Livermere Hall and Park

Demolished in 1923, Livermere Hall was built in the early-eighteenth century to replace the earlier Broom Hall on another site within a new landscape park in both Great and Little Livermere parishes. Existing meres were enlarged and linked to form lakes, with plantations developed. The village of Little Livermere was moved out of the park leaving just the parish church, now in ruins, and a seventeenth century farm within it. At the same time William Kent designed the southern parkland, kitchen garden and pleasure grounds on the moated site of the demolished Broom Hall close to the village of Great Livermere.

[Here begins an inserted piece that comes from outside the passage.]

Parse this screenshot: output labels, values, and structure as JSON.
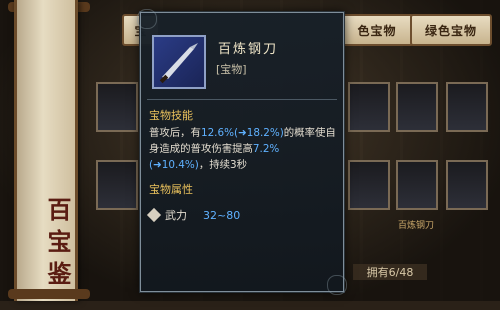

Later alterations to the mansion have been attributed to the architect Samual Wyatt and in 1791 Humphrey Repton produced a Red Book with his recommendations for alterations and additions within the park, many of which were implemented. In 1815 Lewis Kennedy, a London nurseryman known for his picturesque designs, was consulted on further alterations to the park and pleasure gardens surrounding Livermere Hall. At the beginning of the twentieth century Livermere Hall and Park were sold to the owner of Ampton Hall and soon after the mansion was demolished. After World War II the parkland became arable fields leaving just the lakes, plantations, a sweeping through-drive with surviving lodges at both ends, a much diminished kitchen garden and a rough area of shrubland where the mansion and its pleasure gardens once stood.
Not open to the public except on public footpaths that cross the site near to the lakes and mansion site.